Certes, les choses ne se sont probablement pas déroulées exactement telles que je vais vous les raconter, mais l‘histoire n‘est pas dépourvue de sens.

Alors voilà. C‘est l‘histoire d‘un homme qui cherche à se fuir et qui finit par se retrouver. Marie perd cet homme et le retrouve. Puisque c‘est Noël, appelons cet homme Joe.

Ah comme ils s‘étaient disputés, Joe et Marie! Ils étaient au bord de la séparation. Et patatras, Marie tomba enceinte. Pour sûr, ils avaient longtemps désiré un enfant, mais ça n‘avait jamais marché. Alors Joe se demandait si Marie était vraiment enceinte de lui. Il y avait peu de chance qu‘il en soit ainsi, mais d‘un autre côté Joe ne croyait pas Marie capable d‘avoir eu une affaire avec un autre homme.

Alors après une randonnée en raquettes, voilà notre Joe assis l‘après-midi du 24 décembre dans la pénombre de la petite église de Fex au-dessus de Sils en Engadine, pour trouver un peu de calme. A gauche, une vieille tapisserie de la Nativité. Marie est au centre avec l‘enfant. A droite, derrière une murette, une main soutenant sa tête, Joseph contemple la scène de loin, l‘air de dire: « Hey, je sais comment tu te sens ! » Joe ne lui prête guère attention. Il tourne la tête vers le choeur de l‘église, éclairé par une fenêtre. Il reconnaît les fresques médiévales qui le décorent.

Au milieu, une mandorle avec Dieu lui-même et Jésus crucifié sur ses genoux. A droite, l‘entrée une maison ou d‘une église, au-dessus de laquelle est inscrit « Marie ». Marie est assise au dessus de cette maison. Deux anges tiennent une couronne au-dessus de la tête de Marie qui tient un Jésus déjà grand sur ses genoux. Agacé, Joe détourne les yeux en quête d‘autres motifs. Il soupire profondément puis se met à feuilleter un guide trouvé à l‘entrée qui donnait quelques explications sur les différentes représentations dans l‘église.

Pendant ce temps, il avait à peine remarqué une vieille femme venue s‘assoir sur le banc à ses côtés: « Annonciation à Marie » dit la vieille alors qu‘il déchiffrait les explications du guide.
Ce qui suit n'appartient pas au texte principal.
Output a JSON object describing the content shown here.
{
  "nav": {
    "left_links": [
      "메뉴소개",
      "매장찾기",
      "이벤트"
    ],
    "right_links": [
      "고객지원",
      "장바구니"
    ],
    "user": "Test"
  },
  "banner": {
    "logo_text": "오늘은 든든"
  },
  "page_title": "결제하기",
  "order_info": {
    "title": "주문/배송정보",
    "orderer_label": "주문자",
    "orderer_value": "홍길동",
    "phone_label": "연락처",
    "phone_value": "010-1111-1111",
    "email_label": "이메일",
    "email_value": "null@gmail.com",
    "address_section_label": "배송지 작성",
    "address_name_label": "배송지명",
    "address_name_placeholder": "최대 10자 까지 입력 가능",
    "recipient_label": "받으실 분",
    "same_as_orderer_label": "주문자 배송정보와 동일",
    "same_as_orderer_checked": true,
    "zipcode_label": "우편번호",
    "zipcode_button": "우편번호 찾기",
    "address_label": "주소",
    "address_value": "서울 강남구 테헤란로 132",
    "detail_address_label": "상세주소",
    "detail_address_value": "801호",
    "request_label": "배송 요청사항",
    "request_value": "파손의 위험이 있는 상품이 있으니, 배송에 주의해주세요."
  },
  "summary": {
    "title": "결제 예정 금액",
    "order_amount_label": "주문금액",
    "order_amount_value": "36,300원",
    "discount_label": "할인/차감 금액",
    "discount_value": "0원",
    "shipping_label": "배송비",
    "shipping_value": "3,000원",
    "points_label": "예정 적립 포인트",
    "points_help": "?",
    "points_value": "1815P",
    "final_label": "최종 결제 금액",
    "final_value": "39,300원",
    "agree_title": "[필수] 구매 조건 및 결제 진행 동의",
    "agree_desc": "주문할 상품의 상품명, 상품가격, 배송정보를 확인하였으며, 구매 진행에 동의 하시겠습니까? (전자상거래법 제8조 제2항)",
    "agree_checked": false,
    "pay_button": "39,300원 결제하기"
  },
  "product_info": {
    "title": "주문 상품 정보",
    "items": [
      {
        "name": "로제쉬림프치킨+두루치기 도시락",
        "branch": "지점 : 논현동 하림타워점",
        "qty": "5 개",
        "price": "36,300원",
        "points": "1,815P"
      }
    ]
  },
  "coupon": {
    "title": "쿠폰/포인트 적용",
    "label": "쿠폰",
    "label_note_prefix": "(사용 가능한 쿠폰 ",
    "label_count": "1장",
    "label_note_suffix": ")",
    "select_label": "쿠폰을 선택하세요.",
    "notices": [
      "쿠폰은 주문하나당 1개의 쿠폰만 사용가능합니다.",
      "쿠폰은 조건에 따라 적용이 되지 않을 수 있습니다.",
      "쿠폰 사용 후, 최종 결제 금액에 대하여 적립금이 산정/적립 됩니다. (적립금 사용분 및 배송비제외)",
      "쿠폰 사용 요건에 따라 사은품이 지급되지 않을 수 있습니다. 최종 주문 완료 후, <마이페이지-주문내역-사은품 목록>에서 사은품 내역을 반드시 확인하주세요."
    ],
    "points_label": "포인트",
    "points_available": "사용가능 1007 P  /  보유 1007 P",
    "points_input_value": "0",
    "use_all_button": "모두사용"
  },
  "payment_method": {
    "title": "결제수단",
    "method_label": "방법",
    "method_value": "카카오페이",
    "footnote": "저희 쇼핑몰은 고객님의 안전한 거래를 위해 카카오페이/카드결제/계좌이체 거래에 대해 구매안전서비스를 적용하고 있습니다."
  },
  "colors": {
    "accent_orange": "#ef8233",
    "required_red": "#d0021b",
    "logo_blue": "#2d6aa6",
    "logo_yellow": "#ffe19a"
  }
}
Avec un petit sursaut, Joe se tourne vers la femme et la remercie en ajoutant: « Je ne vous avais pas remarqué! ». Et la vieille de continuer: « Et là à gauche, Marie et l’enfant, avec Margaretha, Barbara et Katharina. »

Mais quel diable a bien pu attirer Joe dans cette chapelle? Tout ce qu’il voulait c’était d’être seul. C’est le calme qu’il cherchait. Joe voulait seulement échapper au bastringue de Noël, et surtout à sa Marie qui devait bientôt accoucher de son gamin, à elle. Joe ne voulait plus rien à voir avec tout ça. Il voulait régler cette affaire propre en ordre, y compris ses obligations financières pour autant que ce soit son fils à lui.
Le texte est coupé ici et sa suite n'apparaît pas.